Massachusetts is fortunate that our new governor and the mayor of our largest city are making affordable housing a top priority. You can’t have a great neighborhood, a world-class city, or a highly competitive state if whole communities are priced out. Prioritizing the development of safer, more stable, and affordable housing and a path to home ownership for families of color is a good place to start. But diversity must go beyond those who inhabit these spaces. We have a responsibility to ensure that the benefits of investment in affordable housing also flow to the workers of color and the minority-business enterprises  in those communities.

It’s clear that affordable housing isn’t the only way to chip away at the racial wealth gap for people of color. However, these projects provide obvious opportunities for significant impact on families, minority businesses,  whole communities, and investors alike.

Community development financial institutions like Massachusetts Housing Investment Corporation, the private nonprofit I lead as CEO, are major financiers of affordable housing projects.
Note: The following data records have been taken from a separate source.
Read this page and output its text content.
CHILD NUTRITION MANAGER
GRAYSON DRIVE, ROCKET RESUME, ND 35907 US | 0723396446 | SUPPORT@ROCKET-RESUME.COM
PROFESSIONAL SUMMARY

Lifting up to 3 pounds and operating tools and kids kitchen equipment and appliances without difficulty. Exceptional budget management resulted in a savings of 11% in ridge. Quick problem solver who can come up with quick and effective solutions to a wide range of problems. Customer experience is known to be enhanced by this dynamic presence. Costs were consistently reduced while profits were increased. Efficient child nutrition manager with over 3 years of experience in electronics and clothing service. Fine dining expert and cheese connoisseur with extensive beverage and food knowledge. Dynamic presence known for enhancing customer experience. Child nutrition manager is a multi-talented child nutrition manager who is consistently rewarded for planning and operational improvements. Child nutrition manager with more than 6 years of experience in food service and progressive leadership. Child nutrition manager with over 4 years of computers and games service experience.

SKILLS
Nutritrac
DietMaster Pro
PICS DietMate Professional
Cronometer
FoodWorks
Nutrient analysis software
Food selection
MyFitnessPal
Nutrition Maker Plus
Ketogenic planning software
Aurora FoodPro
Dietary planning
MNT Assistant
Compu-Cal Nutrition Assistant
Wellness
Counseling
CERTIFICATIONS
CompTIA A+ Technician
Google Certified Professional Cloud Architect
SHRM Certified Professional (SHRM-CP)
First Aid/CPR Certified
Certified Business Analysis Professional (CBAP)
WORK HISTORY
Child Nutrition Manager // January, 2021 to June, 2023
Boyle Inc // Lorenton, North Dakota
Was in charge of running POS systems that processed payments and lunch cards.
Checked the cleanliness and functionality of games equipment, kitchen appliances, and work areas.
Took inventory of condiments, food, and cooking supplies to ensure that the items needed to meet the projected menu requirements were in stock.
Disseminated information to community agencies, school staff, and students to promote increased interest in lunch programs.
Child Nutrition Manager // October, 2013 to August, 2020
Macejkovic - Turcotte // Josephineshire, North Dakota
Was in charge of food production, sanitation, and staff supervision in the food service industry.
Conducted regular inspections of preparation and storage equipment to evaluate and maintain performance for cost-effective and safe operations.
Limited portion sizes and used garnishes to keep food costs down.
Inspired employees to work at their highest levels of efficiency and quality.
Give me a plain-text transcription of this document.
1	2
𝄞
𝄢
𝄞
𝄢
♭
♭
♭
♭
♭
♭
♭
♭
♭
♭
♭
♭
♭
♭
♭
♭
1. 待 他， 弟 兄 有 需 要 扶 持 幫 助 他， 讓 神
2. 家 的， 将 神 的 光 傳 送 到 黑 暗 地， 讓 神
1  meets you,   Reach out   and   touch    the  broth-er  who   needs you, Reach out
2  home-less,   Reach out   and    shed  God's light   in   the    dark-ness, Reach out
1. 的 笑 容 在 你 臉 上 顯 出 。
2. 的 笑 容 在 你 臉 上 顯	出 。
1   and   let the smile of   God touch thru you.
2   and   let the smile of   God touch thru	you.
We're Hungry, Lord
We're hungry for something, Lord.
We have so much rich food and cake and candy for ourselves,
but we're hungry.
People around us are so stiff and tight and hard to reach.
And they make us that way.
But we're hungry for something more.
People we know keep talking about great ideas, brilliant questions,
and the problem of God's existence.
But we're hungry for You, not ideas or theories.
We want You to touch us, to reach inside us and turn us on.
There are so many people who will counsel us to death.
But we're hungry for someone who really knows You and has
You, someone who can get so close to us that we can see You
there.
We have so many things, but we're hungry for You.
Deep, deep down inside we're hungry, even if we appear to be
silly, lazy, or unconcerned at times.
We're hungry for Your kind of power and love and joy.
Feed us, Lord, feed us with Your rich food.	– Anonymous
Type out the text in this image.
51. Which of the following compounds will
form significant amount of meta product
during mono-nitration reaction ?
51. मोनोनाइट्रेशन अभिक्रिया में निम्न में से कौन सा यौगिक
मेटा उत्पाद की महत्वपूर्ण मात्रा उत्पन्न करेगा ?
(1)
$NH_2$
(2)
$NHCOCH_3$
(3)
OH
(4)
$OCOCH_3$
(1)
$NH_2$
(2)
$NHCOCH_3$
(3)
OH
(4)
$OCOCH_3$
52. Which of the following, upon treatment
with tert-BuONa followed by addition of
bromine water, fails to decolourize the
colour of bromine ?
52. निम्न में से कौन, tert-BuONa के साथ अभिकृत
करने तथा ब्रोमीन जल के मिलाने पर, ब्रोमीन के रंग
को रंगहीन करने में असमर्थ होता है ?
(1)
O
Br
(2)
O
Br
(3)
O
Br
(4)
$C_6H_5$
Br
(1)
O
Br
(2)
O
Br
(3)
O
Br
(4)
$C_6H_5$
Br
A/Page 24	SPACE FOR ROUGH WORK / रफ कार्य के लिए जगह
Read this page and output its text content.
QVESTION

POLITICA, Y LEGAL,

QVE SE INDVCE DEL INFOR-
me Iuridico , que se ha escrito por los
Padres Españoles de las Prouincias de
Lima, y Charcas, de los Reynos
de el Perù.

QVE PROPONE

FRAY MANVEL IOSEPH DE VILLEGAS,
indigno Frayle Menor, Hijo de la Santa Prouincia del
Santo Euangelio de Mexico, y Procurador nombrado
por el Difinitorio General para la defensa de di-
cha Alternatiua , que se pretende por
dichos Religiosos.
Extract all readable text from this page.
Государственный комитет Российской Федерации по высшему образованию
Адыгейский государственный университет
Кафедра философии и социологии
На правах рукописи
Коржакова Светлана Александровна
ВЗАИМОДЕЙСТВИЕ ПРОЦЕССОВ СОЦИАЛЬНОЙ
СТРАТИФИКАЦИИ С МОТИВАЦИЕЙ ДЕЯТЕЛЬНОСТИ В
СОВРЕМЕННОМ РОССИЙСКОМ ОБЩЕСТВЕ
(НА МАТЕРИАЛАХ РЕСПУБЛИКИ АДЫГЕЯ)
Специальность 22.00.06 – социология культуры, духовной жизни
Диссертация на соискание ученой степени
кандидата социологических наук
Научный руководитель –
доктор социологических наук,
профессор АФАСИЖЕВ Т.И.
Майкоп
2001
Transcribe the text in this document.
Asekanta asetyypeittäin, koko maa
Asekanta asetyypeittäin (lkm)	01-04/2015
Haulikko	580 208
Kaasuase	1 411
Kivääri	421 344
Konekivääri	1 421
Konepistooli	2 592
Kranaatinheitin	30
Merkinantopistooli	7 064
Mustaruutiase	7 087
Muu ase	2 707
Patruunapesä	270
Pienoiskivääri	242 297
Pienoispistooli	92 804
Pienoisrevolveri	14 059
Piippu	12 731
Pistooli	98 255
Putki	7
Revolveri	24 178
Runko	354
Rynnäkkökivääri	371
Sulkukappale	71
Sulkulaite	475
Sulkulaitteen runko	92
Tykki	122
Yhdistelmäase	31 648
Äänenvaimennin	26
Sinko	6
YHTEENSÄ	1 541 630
As such, we must lead the way in embedding racial equity and inclusion into every aspect of community development.

Community development financial institutions and our development partners need to listen to feedback from minority-owned businesses and form strategic partnerships with construction companies owned by people of color and developers of color. We must eliminate barriers for minority business enterprises and people of color in construction and, when appropriate, be ready to provide technical assistance that enables them to participate in ways that have previously been out of reach. Without an intentional effort to include minority business enterprises in the response to the need for more affordable housing, the wealth generated by these projects will continue to flow to the large companies that have dominated the field for decades.

All participants in this industry must push ourselves and our business partners to make sure we’re doing the right work, at the right scale, and being held accountable for the outcomes. That means providing minority business enterprises and workers of color with greater opportunity to participate and access to real capital to shape the neighborhoods where they live, work, and play. We must be intentional in this work, approaching it differently than maybe we have, to ensure that we apply a racial equity lens to all projects and identify ways to enlist others in this effort.

Working together, all of us with a stake in affordable housing can strengthen minority business enterprises and build world-class cities one neighborhood at a time. That’s an outcome worth celebrating and for decades to come.

Moddie Turay is the CEO of the Massachusetts Housing Investment Corporation, a private, non-profit financier in affordable housing and community development in Massachusetts, Connecticut, Rhode Island, and Maine.